World Soil Day: Protect Soil to End Hunger

The soil you are standing on remains an indisputable ingredient to zero hunger, in consonance with the United Nations Sustainable Development Goal 2; to “end hunger, achieve food security and improved nutrition and promote sustainable agriculture”. Despite this, our insatiable quest to gratify immediate exigencies has culminated in unsustainable activities like overgrazing, intensive tillage and deforestation that erodes the soil literally making it dead. This undoubtedly reduces available nutrients and space for plants’ growth, decreasing crop yields by up to 50 percent, according to experts. Even crops that manage to strive on eroded soils, are said to be smaller and less nutritious.

 

 

Also, the eroding of the soil by unsustainable anthropogenic activities has had a great toll on the quality of drinking water we have today. Soil unequivocally plays a vital role in capturing, storing and filtering water. So, when it is eroded, less water flows through it and the quality of water decreases due to inadequate filtering. Besides, recurrent floods, landslides and windstorms in key cities and some rural areas in Cameroon within August is largely attributed to inadequate soil to absorb water from a heavy rainfall, and to hold plant roots together due to erosion.

 As Cameroon joins countries the world over to celebrate World Soil Day, December 5, 2020, under the theme: “Keep soil alive, Protect soil biodiversity”, farmers are implored to adopt a more sustainable soil management system like mulching instead of the traditional slash and burn, planting more creeper/cover crops, and limiting tillage amongst others. This is necessary for the protection of soil biodiversity, which play a crucial role in the ecosystem processes necessary for plant growth and soil stability.
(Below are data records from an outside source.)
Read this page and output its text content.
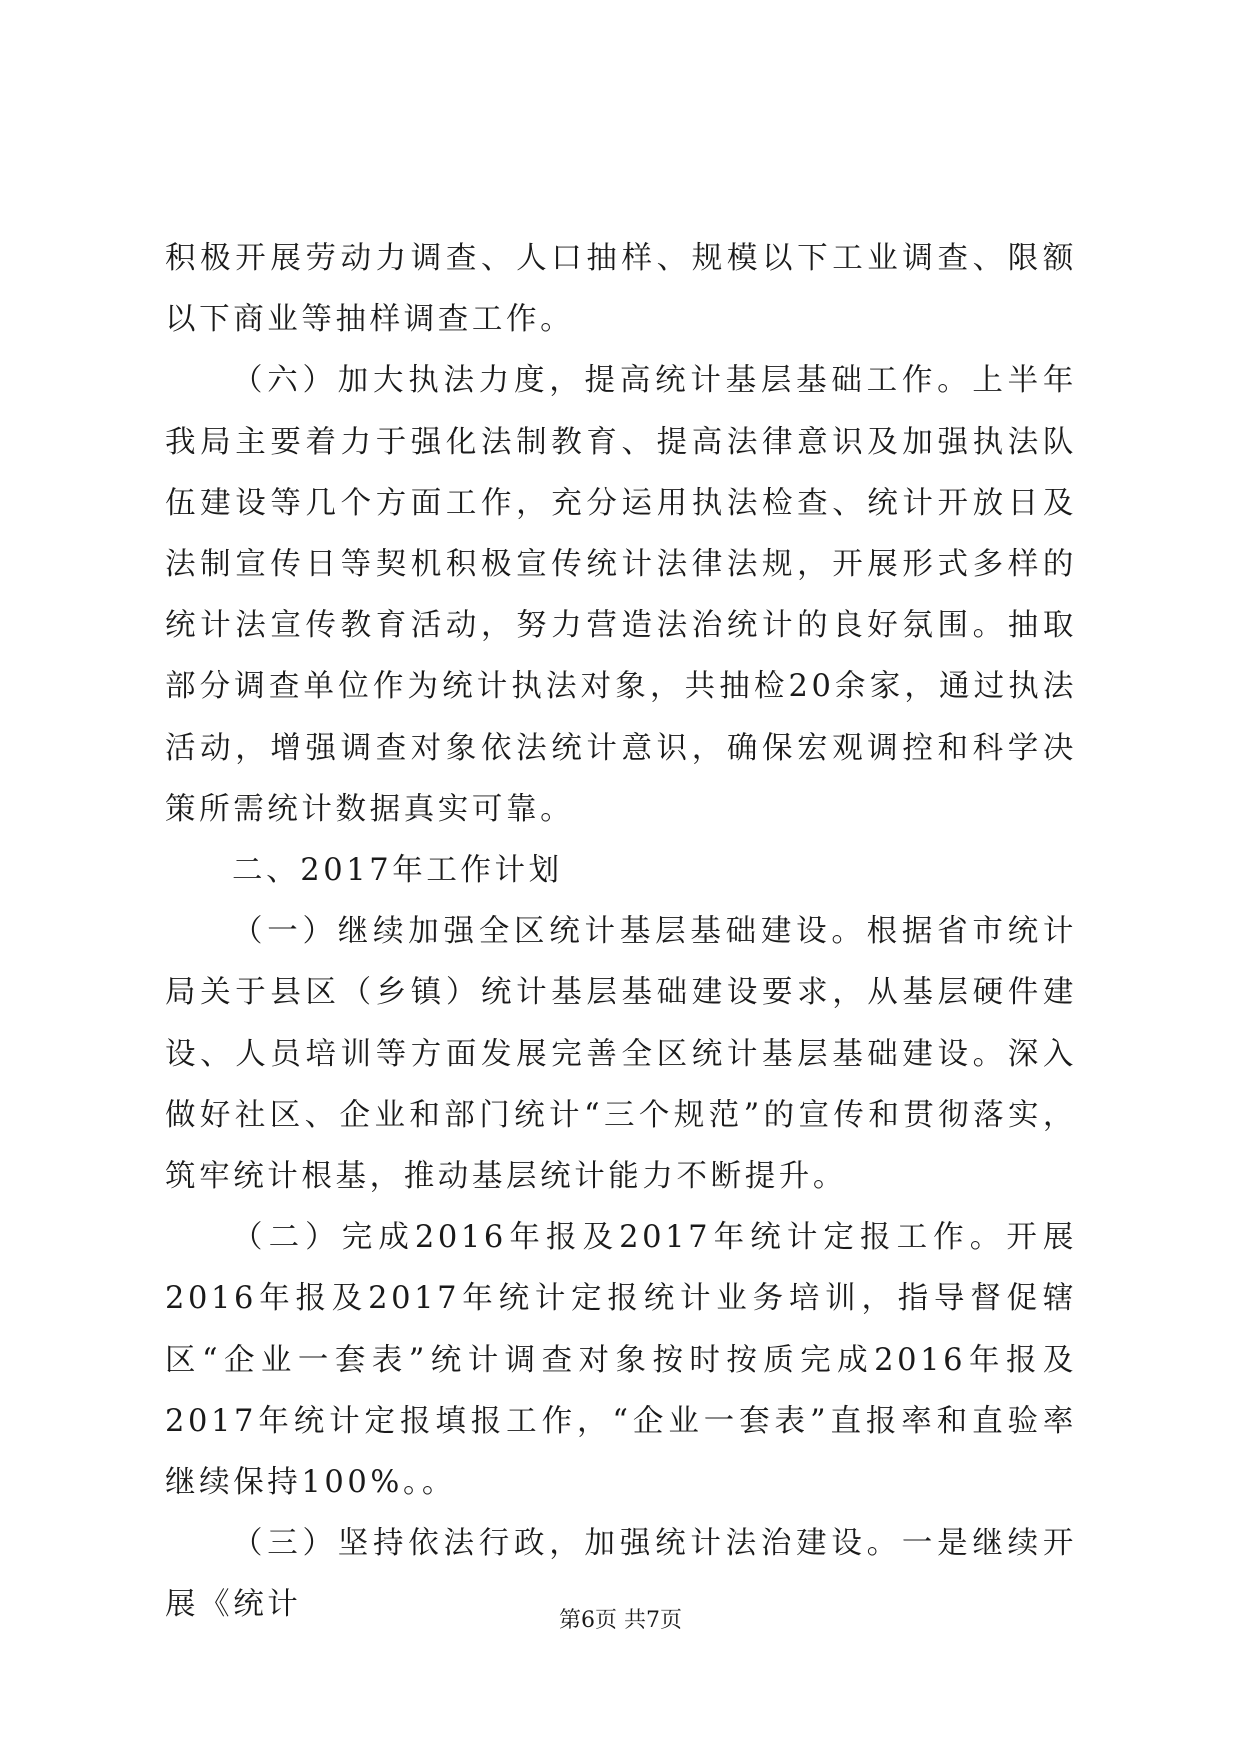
积极开展劳动力调查、人口抽样、规模以下工业调查、限额以下商业等抽样调查工作。

（六）加大执法力度，提高统计基层基础工作。上半年我局主要着力于强化法制教育、提高法律意识及加强执法队伍建设等几个方面工作，充分运用执法检查、统计开放日及法制宣传日等契机积极宣传统计法律法规，开展形式多样的统计法宣传教育活动，努力营造法治统计的良好氛围。抽取部分调查单位作为统计执法对象，共抽检20余家，通过执法活动，增强调查对象依法统计意识，确保宏观调控和科学决策所需统计数据真实可靠。

二、2017年工作计划

（一）继续加强全区统计基层基础建设。根据省市统计局关于县区（乡镇）统计基层基础建设要求，从基层硬件建设、人员培训等方面发展完善全区统计基层基础建设。深入做好社区、企业和部门统计“三个规范”的宣传和贯彻落实，筑牢统计根基，推动基层统计能力不断提升。

（二）完成2016年报及2017年统计定报工作。开展2016年报及2017年统计定报统计业务培训，指导督促辖区“企业一套表”统计调查对象按时按质完成2016年报及2017年统计定报填报工作，“企业一套表”直报率和直验率继续保持100%。。

（三）坚持依法行政，加强统计法治建设。一是继续开展《统计	第6页 共7页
The protection of the soil is also more than ever before necessary given its finite nature, with over 1000 years needed to restoring just a few centimeters, according to researchers.  Meanwhile, FAO holds that if no appropriate actions are taking now to protect the soil now, over 90 percent of the Earth’s soils could become degraded by 2050. This, couple with other statistics indicating that 95 percent of our food comes from the soil, makes the stopping of soil erosion a categorical imperative.